The most exciting possibility is that some segments are actually passed intact for several generations, meaning those segments don’t divide into segments too small for matching.
For example, the 22 cM fuschia segment that tracks through generations 4 and 5 to Jacob Lentz and Fredericka Ruhle has been passed either intact or nearly intact to all of those people who stack up and match each other and me on that segment. 22 cM is definitely NOT a small segment and we know that it descended from either Jacob or Fredericka, or perhaps combined segments from each. In any case, if someone from the Lentz line in Germany tested and matched me on that segment (and by inference, the rest of these people too), we would know that segment descended to me from Jacob Lentz – or at least the part we match on if we don’t match on the entire segment.

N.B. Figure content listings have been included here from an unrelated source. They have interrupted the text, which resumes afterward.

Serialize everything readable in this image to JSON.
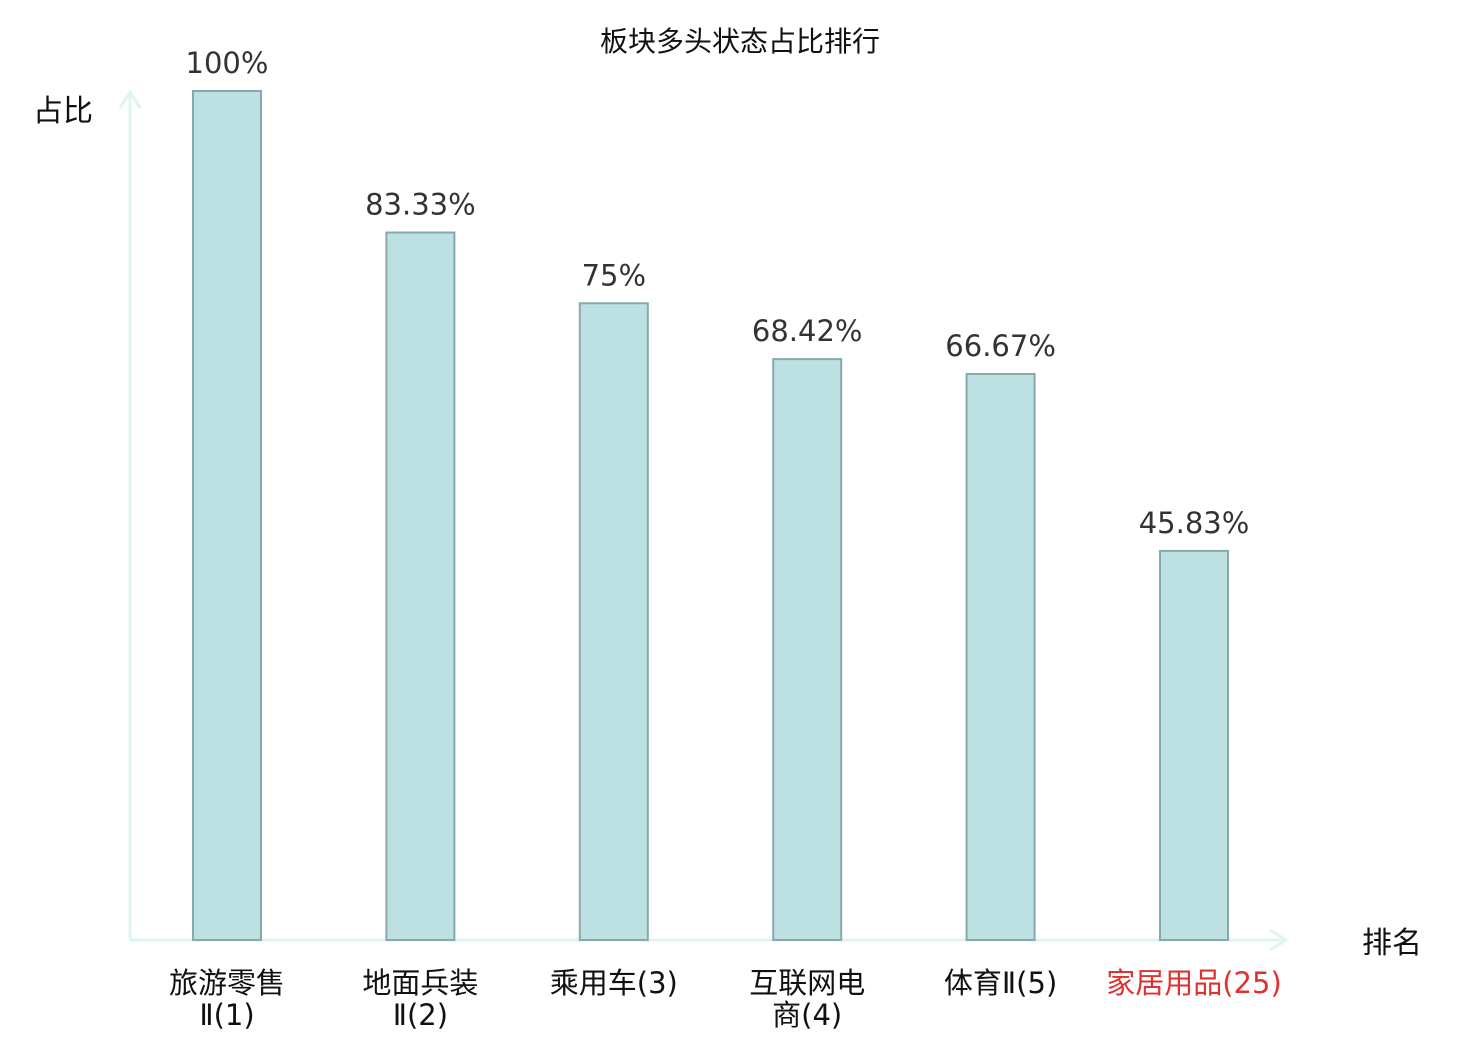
{
  "chart_data": {
    "type": "bar",
    "title": "板块多头状态占比排行",
    "ylabel": "占比",
    "xlabel": "排名",
    "categories": [
      [
        "旅游零售",
        "Ⅱ(1)"
      ],
      [
        "地面兵装",
        "Ⅱ(2)"
      ],
      [
        "乘用车(3)"
      ],
      [
        "互联网电",
        "商(4)"
      ],
      [
        "体育Ⅱ(5)"
      ],
      [
        "家居用品(25)"
      ]
    ],
    "values": [
      100,
      83.33,
      75,
      68.42,
      66.67,
      45.83
    ],
    "value_labels": [
      "100%",
      "83.33%",
      "75%",
      "68.42%",
      "66.67%",
      "45.83%"
    ],
    "highlight_index": 5,
    "ylim": [
      0,
      100
    ],
    "grid": false,
    "colors": {
      "bar_fill": "#bde0e3",
      "bar_stroke": "#86a9ad",
      "axis": "#dff3f0",
      "text": "#333333",
      "label": "#111111",
      "highlight": "#e03131"
    }
  }
}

This is exactly what nested segments are…breadcrumbs to ancestors.
Part of that 22cM segment could be descended from Jacob and part from Fredericka. Then of Jacob’s portion, for example, pieces could descend from both his mother and father.
This is why we track individual segments back in time to discern their origin.
The Promise of the Future
The promise of the future is when a group of other people triangulate on a reasonably sized segment AND know where it came from. When we match that triangulation group, their identified segment may well help break down our brick walls because we match all of them on that same segment.
It is exactly this technique that has helped me identify a Womack segment on my paternal line. I still haven’t identified our common ancestor, but I have confirmed that the Womacks and my Moore/Rice family interacted as neighbors 8 generations ago and likely settled together in Amelia county, migrating from eastern Virginia. In time, perhaps I’ll be able to identify the common Womack ancestor and the link into either my Moore or Rice lines.
I’m hoping for a similar breakthrough on my mother’s side for Philip Jacob Miller’s wife, Magdalena, 7 generations back in my tree. We know Magdalena was Brethren and where they lived when they took up housekeeping. We don’t know who her parents were. However, there are thousands of Miller descendants, so it’s possible that eventually, we will be able to break down that brick wall by using nested segments – ours and people who descend from Magdalena’s siblings, aunts, and uncles.
Whoever those people were, at least some of their descendants will likely match me and/or my cousins on at least one nested Miller segment that will be the same segment identified to their ancestors.
Genealogy is a team sport and solving puzzles using nested segments requires that someone out there is working on identifying triangulated segments that track to their common ancestors – which will be my ancestors too. I have my fingers crossed that someone is working on that triangulation group and I find them or they find me. Of course, I’m working to triangulate and identify my segments to specific ancestors – hoping for a meeting in the middle – that much-desired bridge to the past.
By the time you’ve run out of other records, nested segments are your last chance to identify those elusive ancestors.
Do you have genealogical brick walls that nested segments could solve?